I wan't happy with any of the existing tools so I started writing my own using https://github.com/andygrunwald/go-jira
JiraCLI seems to spend most of its code budget translating in between CLI args and JQL; that's the easy part.
Because every org uses Jira differently, it seems hard to write a generic tool that works well with your org.
Author of https://github.com/andygrunwald/go-jira here:
This lib is maintained, still a bit out of date and has a few flaws. Like using the same client for JIRA Cloud and JIRA OnPremise (different APIs). But most of the flaws have been evolved over time, while Atlassian switched strategies.
I am preparing a roadmap for v2 where I implement a lot of reliability features, like context support, but also separate APIs for OnPremise and Cloud and easier access for custom fields.
Watch the github repo if you want to stay up to date.
I originally created a gist with a bunch of curl commands that were difficult to figure out due to poor documentation. So it’s good to see someone creating a cli.

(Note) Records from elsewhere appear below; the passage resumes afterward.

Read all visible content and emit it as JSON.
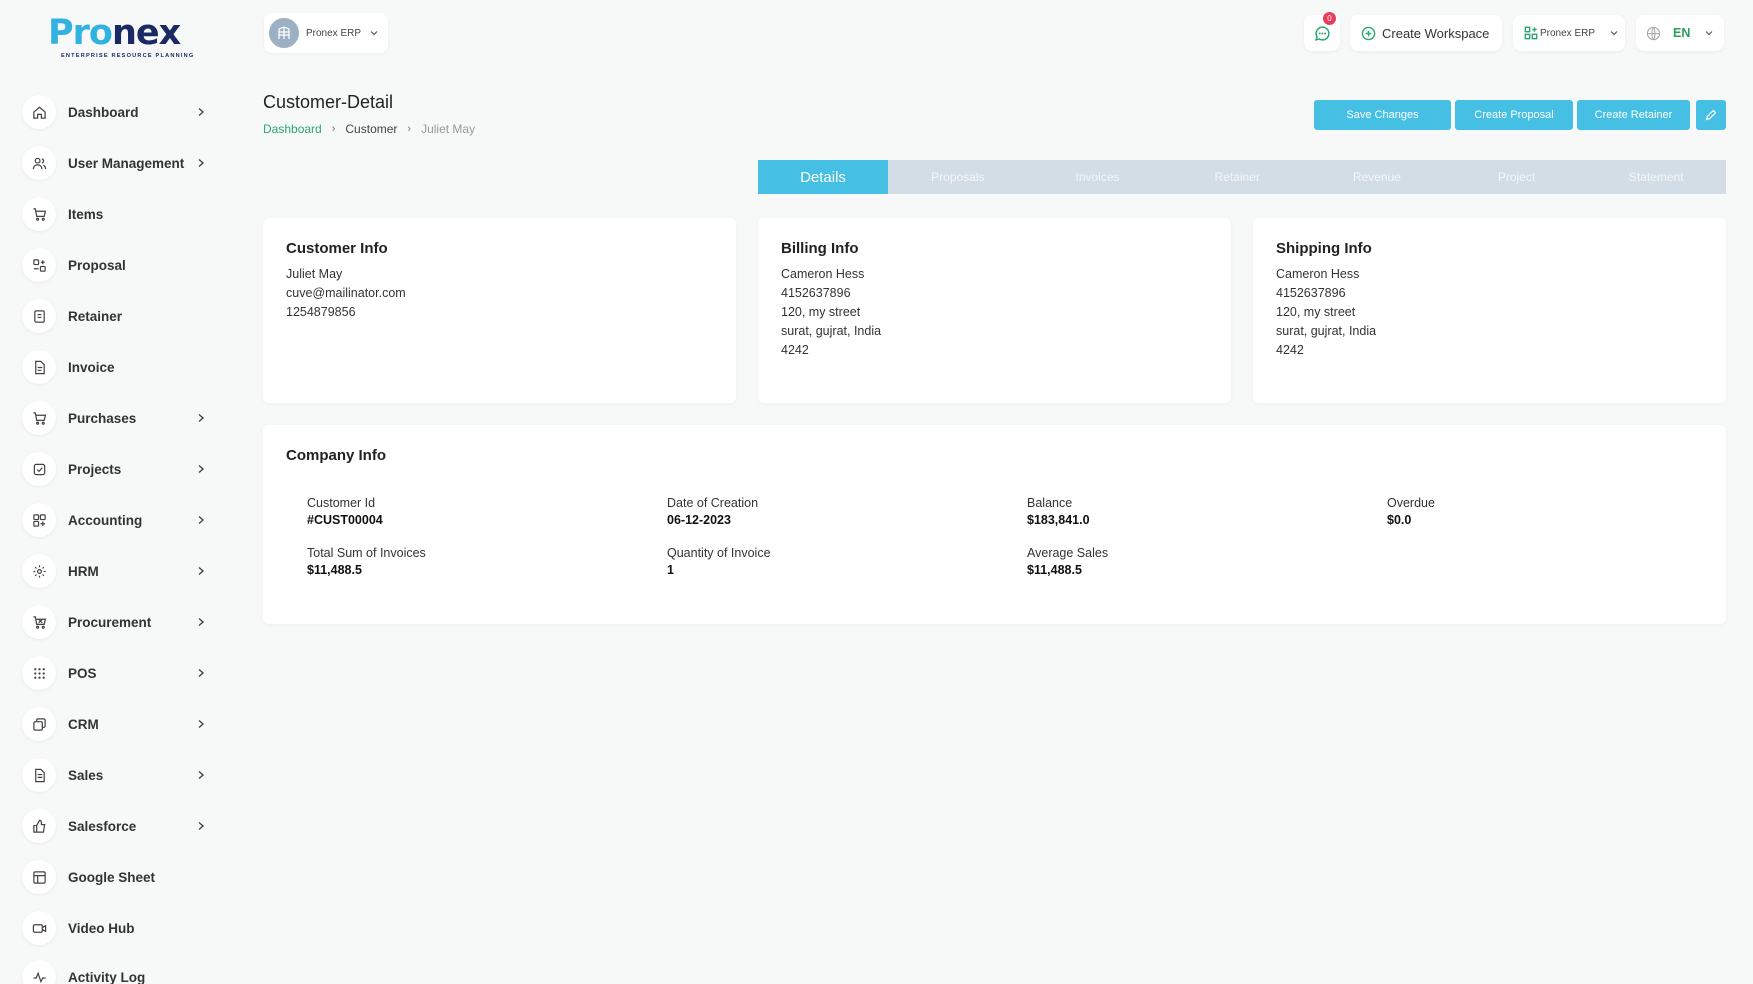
{
  "brand": {
    "logo_word_1": "Pro",
    "logo_word_2": "nex",
    "tagline": "ENTERPRISE RESOURCE PLANNING"
  },
  "sidebar": {
    "items": [
      {
        "label": "Dashboard",
        "icon": "home-icon",
        "has_chevron": true
      },
      {
        "label": "User Management",
        "icon": "users-icon",
        "has_chevron": true
      },
      {
        "label": "Items",
        "icon": "cart-icon",
        "has_chevron": false
      },
      {
        "label": "Proposal",
        "icon": "proposal-icon",
        "has_chevron": false
      },
      {
        "label": "Retainer",
        "icon": "retainer-icon",
        "has_chevron": false
      },
      {
        "label": "Invoice",
        "icon": "invoice-icon",
        "has_chevron": false
      },
      {
        "label": "Purchases",
        "icon": "cart-icon",
        "has_chevron": true
      },
      {
        "label": "Projects",
        "icon": "check-square-icon",
        "has_chevron": true
      },
      {
        "label": "Accounting",
        "icon": "grid-plus-icon",
        "has_chevron": true
      },
      {
        "label": "HRM",
        "icon": "hrm-icon",
        "has_chevron": true
      },
      {
        "label": "Procurement",
        "icon": "procurement-icon",
        "has_chevron": true
      },
      {
        "label": "POS",
        "icon": "dots-grid-icon",
        "has_chevron": true
      },
      {
        "label": "CRM",
        "icon": "crm-icon",
        "has_chevron": true
      },
      {
        "label": "Sales",
        "icon": "file-icon",
        "has_chevron": true
      },
      {
        "label": "Salesforce",
        "icon": "thumbs-up-icon",
        "has_chevron": true
      },
      {
        "label": "Google Sheet",
        "icon": "table-icon",
        "has_chevron": false
      },
      {
        "label": "Video Hub",
        "icon": "video-icon",
        "has_chevron": false
      },
      {
        "label": "Activity Log",
        "icon": "activity-icon",
        "has_chevron": false
      }
    ]
  },
  "topbar": {
    "workspace": "Pronex ERP",
    "message_count": "0",
    "create_workspace": "Create Workspace",
    "erp_label": "Pronex ERP",
    "language": "EN"
  },
  "header": {
    "title": "Customer-Detail",
    "breadcrumb": [
      "Dashboard",
      "Customer",
      "Juliet May"
    ],
    "buttons": {
      "save": "Save Changes",
      "proposal": "Create Proposal",
      "retainer": "Create Retainer"
    }
  },
  "tabs": [
    "Details",
    "Proposals",
    "Invoices",
    "Retainer",
    "Revenue",
    "Project",
    "Statement"
  ],
  "customer_info": {
    "title": "Customer Info",
    "name": "Juliet May",
    "email": "cuve@mailinator.com",
    "phone": "1254879856"
  },
  "billing_info": {
    "title": "Billing Info",
    "name": "Cameron Hess",
    "phone": "4152637896",
    "street": "120, my street",
    "city": "surat, gujrat, India",
    "zip": "4242"
  },
  "shipping_info": {
    "title": "Shipping Info",
    "name": "Cameron Hess",
    "phone": "4152637896",
    "street": "120, my street",
    "city": "surat, gujrat, India",
    "zip": "4242"
  },
  "company_info": {
    "title": "Company Info",
    "stats": [
      {
        "label": "Customer Id",
        "value": "#CUST00004"
      },
      {
        "label": "Date of Creation",
        "value": "06-12-2023"
      },
      {
        "label": "Balance",
        "value": "$183,841.0"
      },
      {
        "label": "Overdue",
        "value": "$0.0"
      },
      {
        "label": "Total Sum of Invoices",
        "value": "$11,488.5"
      },
      {
        "label": "Quantity of Invoice",
        "value": "1"
      },
      {
        "label": "Average Sales",
        "value": "$11,488.5"
      }
    ]
  },
  "colors": {
    "accent": "#45c0e4",
    "green": "#2aa870",
    "tab_bg": "#d2dde6"
  }
}
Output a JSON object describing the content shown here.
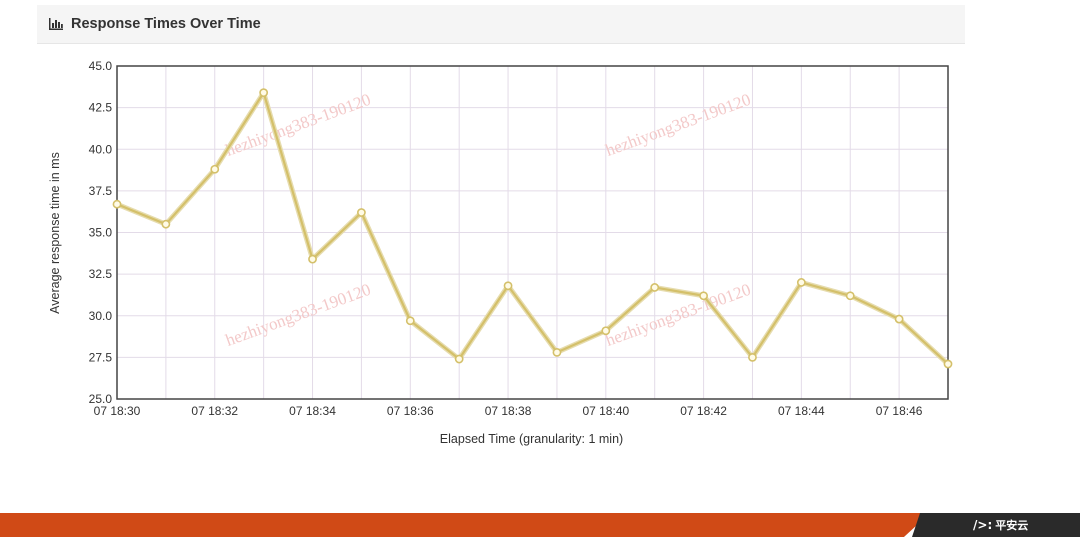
{
  "panel": {
    "title": "Response Times Over Time",
    "icon": "bar-chart-icon"
  },
  "watermark": "hezhiyong383-190120",
  "footer": {
    "brand": "平安云",
    "logo_mark": "/>:",
    "orange": "#d04a16",
    "dark": "#2a2a2a"
  },
  "chart_data": {
    "type": "line",
    "title": "",
    "xlabel": "Elapsed Time (granularity: 1 min)",
    "ylabel": "Average response time in ms",
    "ylim": [
      25.0,
      45.0
    ],
    "yticks": [
      "25.0",
      "27.5",
      "30.0",
      "32.5",
      "35.0",
      "37.5",
      "40.0",
      "42.5",
      "45.0"
    ],
    "xlim": [
      "18:30",
      "18:47"
    ],
    "xticks": [
      "07 18:30",
      "07 18:32",
      "07 18:34",
      "07 18:36",
      "07 18:38",
      "07 18:40",
      "07 18:42",
      "07 18:44",
      "07 18:46"
    ],
    "grid": true,
    "series": [
      {
        "color": "#d4c06a",
        "points": [
          {
            "x": "18:30",
            "y": 36.7
          },
          {
            "x": "18:31",
            "y": 35.5
          },
          {
            "x": "18:32",
            "y": 38.8
          },
          {
            "x": "18:33",
            "y": 43.4
          },
          {
            "x": "18:34",
            "y": 33.4
          },
          {
            "x": "18:35",
            "y": 36.2
          },
          {
            "x": "18:36",
            "y": 29.7
          },
          {
            "x": "18:37",
            "y": 27.4
          },
          {
            "x": "18:38",
            "y": 31.8
          },
          {
            "x": "18:39",
            "y": 27.8
          },
          {
            "x": "18:40",
            "y": 29.1
          },
          {
            "x": "18:41",
            "y": 31.7
          },
          {
            "x": "18:42",
            "y": 31.2
          },
          {
            "x": "18:43",
            "y": 27.5
          },
          {
            "x": "18:44",
            "y": 32.0
          },
          {
            "x": "18:45",
            "y": 31.2
          },
          {
            "x": "18:46",
            "y": 29.8
          },
          {
            "x": "18:47",
            "y": 27.1
          }
        ]
      }
    ]
  }
}
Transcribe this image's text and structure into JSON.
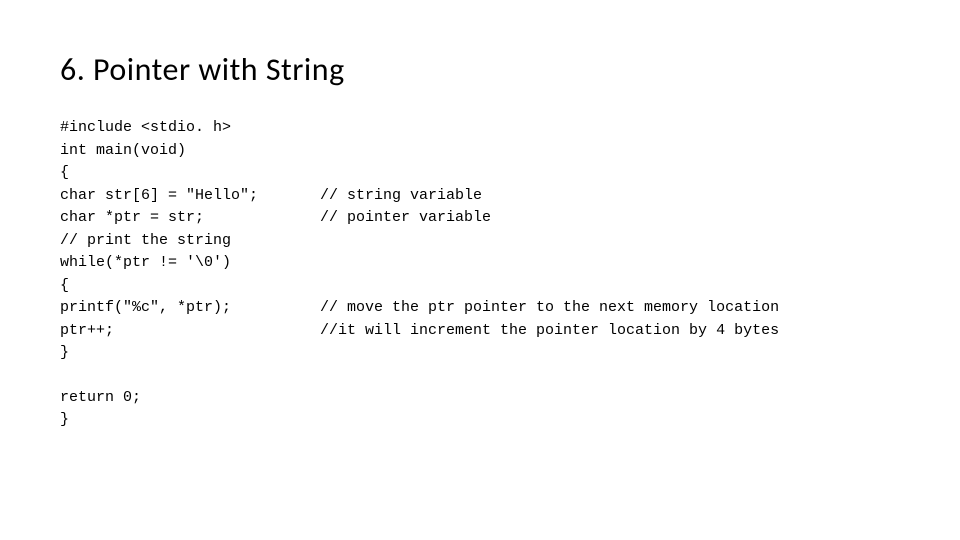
{
  "title": "6. Pointer with String",
  "code": {
    "line01_left": "#include <stdio. h>",
    "line02_left": "int main(void)",
    "line03_left": "{",
    "line04_left": "char str[6] = \"Hello\";",
    "line04_right": "// string variable",
    "line05_left": "char *ptr = str;",
    "line05_right": "// pointer variable",
    "line06_left": "// print the string",
    "line07_left": "while(*ptr != '\\0')",
    "line08_left": "{",
    "line09_left": "printf(\"%c\", *ptr);",
    "line09_right": "// move the ptr pointer to the next memory location",
    "line10_left": "ptr++;",
    "line10_right": "//it will increment the pointer location by 4 bytes",
    "line11_left": "}",
    "line12_left": "return 0;",
    "line13_left": "}"
  }
}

My original curl commands: https://gist.github.com/TheMightyLlama/9427202
It would be nice if someone would pick up development on “Client for Jira”: https://almworks.com/jiraclient/overview.html
Nice! Does it work with Tempo?
I wrote a tool that allows me to avoid the terrible Tempo web UI - you might be interested: https://github.com/smlx/jiratime
JIRA one-liners I understand (e.g. `jira close issue ABC-123`).
A TUI always feels like terminal fetishism to me.
If it allows you to work without losing 5 to 10 seconds at every click you do on jira, I don't call that fetichism.
Part of the reason a lot of work is never logged anywhere is because the tools are way too slow/cumbersome to be pleasant to use by users and this is a problem for every corp.
It is not solving the same problem but back when we were working more with pets than cattles I worked for a company that had a nice tool installed on every solaris and linux machines, it allowed you by a single command to say exactly what you were about to do or what you had already done and why. Everything ended up in a remote database with a simple but efficient dashboard allowing you to know the history of every server. I think you could also attach the output of the script command. Adoption was great because it was quick and easy to do. I wish I could remember the name, I wouldn't use that at work anymore but for personal log and homelab it would be nice. I guess nowadays I could just do that using logger or create a shell function that send a json to an elasticsearch or solr instance for easy indexation.
Whats wrong with terminal fetishism?
This redraws the entire screen when you do `jira issue list` - it's flickering so badly!
This is fixed in the latest release. Surprisingly, no-one complained about this so far!
I see partial windows support, is that just running through docker?
I'd love to see command piping into JiraCLI,
So I can do `rm -rf / | jiracli`
I'm not sure if this does what you think it does.
Maybe it's best to run it and find out though?